This NGO is Using Bacteria-infected Mosquitoes to Curb Spread of Dengue
This NGO is Using Bacteria-infected Mosquitoes to Curb Spread of Dengue
The reported dengue cases increased from 2.2 million in 2010 to over 3.34 million in 2016 and the numbers are only expected to go up due to climate changes and other factors.

Earlier this year, a team of international researchers warned that dengue, chikungunya, zika, malaria and other mosquito-borne diseases would pose a threat to 49 percent of the world’s population. With no specific treatment available, communities across the world have long depended on various measures for protection from mosquitoes to keep these potentially-lethal mosquito-borne diseases under check.

One estimate, cited by the World Health Organization, indicates 390 million dengue infections per year, of which 96 million manifests clinically. Another study, also cited by the global health body, estimates that 3.9 billion people, in 128 countries, are at the risk of contracting dengue infections.

The reported dengue cases increased from 2.2 million in 2010 to over 3.34 million in 2016 and the numbers are only expected to go up due to climate changes and other factors.

So are traditional mosquito-curbing methods like chemical spraying past their expiry date?

Professor Scott O’Neill, a microbiologist and the director of the World Mosquito Program, a non-profit organization fighting for the eradication of mosquito-borne diseases, certainly thinks so.

“You have to only spend a short amount of time in any growing, tropical, large city and imagine that you're going to have to find all the pools of water where mosquitoes are breeding, and you can understand the enormity of it and how impossible it is to try to remove them all,” Asia News Network quoted O’Neill as saying in a recent report.

"What we know is that the mosquitoes that transmit dengue are progressively getting more and more resistant to the chemicals they use for control. Eventually very few of those chemicals are going to work very well anymore,” he reckons.

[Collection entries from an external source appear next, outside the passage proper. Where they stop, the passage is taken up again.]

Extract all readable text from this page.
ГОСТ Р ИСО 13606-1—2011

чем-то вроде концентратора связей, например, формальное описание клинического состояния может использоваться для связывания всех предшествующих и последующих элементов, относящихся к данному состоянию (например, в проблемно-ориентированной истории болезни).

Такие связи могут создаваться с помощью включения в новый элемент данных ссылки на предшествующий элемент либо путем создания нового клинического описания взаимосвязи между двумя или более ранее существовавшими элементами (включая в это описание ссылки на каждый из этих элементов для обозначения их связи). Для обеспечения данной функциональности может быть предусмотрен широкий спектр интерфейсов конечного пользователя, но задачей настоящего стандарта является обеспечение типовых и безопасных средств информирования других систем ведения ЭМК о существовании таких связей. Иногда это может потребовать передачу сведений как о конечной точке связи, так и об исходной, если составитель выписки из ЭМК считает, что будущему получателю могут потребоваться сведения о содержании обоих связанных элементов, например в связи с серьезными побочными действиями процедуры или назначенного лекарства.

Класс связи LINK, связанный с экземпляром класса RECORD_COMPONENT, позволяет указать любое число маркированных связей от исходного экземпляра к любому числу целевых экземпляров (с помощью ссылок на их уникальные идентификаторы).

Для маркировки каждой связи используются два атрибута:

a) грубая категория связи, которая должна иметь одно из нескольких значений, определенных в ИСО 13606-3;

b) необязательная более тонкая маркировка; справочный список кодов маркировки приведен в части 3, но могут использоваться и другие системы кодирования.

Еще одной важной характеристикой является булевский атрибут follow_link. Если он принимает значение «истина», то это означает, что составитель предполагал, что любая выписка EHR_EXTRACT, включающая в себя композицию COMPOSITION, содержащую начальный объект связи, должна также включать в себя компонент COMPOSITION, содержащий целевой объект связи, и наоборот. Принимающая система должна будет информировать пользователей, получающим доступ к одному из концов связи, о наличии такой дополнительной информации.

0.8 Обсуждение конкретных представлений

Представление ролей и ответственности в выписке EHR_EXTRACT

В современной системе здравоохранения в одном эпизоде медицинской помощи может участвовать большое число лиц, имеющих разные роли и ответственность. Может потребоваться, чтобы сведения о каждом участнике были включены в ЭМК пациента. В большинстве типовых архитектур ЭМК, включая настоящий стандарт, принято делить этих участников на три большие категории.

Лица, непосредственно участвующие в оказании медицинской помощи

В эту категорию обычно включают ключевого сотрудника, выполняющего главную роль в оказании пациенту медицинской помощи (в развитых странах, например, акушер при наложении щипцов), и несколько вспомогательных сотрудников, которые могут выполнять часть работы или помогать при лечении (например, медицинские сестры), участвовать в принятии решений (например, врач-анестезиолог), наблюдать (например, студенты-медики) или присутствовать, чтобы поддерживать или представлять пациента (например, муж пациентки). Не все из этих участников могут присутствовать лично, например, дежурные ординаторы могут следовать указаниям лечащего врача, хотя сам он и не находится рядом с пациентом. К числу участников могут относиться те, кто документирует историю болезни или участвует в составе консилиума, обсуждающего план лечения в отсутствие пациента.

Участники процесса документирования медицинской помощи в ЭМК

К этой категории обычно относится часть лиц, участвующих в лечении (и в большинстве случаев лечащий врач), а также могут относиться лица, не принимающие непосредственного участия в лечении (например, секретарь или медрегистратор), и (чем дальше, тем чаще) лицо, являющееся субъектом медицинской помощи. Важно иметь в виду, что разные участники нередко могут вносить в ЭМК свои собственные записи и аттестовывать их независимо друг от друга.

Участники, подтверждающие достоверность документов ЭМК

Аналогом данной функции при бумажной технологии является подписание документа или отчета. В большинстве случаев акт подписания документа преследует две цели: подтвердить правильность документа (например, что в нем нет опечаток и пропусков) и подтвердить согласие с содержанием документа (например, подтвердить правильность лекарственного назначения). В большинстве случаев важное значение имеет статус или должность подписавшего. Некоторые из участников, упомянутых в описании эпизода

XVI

Instead, O’Neill believes, the World Mosquito Program’s strategy of relying on a bacteria called Wolbachia that’s found naturally in 60 percent of insect species could provide an alternative.

Scientists have found that when the Wolbachia is introduced into the Aedes aegypti, the primary mosquito that transmits dengue, it prevents the dengue virus from being able to replicate and grow.

That means fewer chances of the mosquito passing the dengue virus to humans.

“The World Mosquito Program seeds a local area by releasing lab-raised mosquitos that have been given the Wolbachia bacteria,” according to the report.

“We don't operate under the assumption that just because scientists think the intervention is good that communities should just accept it,” said O’Neill.

“And if communities are not wanting, even if the government has approved it, then we don't deploy,” he added.

The program has already shown remarkable results in northern Australia, where Wolbachia- infected mosquitoes have reduced transmission of dengue by about 98 percent since 2011.

The largest World Mosquito Program project is currently underway in Indonesia’s Yogyakarta city.

"It's probably the largest mosquito-based clinical trial for dengue that's ever been done," said O’Neill.

The World Mosquito Program, working in tandem with Gadjah Mada University, has divided the city into 24 square kilometer clusters, 12 of which have received the Wolbachia-treated mosquitos.

When the people in a cluster report to clinics and hospitals with a fever, they’re tested for dengue and made part of the study.

Patients who test negative for dengue are placed in the control group. Those who are detected with dengue are placed in the intervention group and tracked to see if they live in a treated or untreated area of the city.

Although the results of this blind study aren’t expected until the end of 2020, a simple comparison of one area of the city with Wolbachia mosquitoes to another area without those mosquitoes, suggests the intervention has led to an 80 percent reduction in dengue transmission.

“We have put the intervention to over 3 million people and our goal in the next 5 years is to expand that to be over 100 million people,” said O’Neill.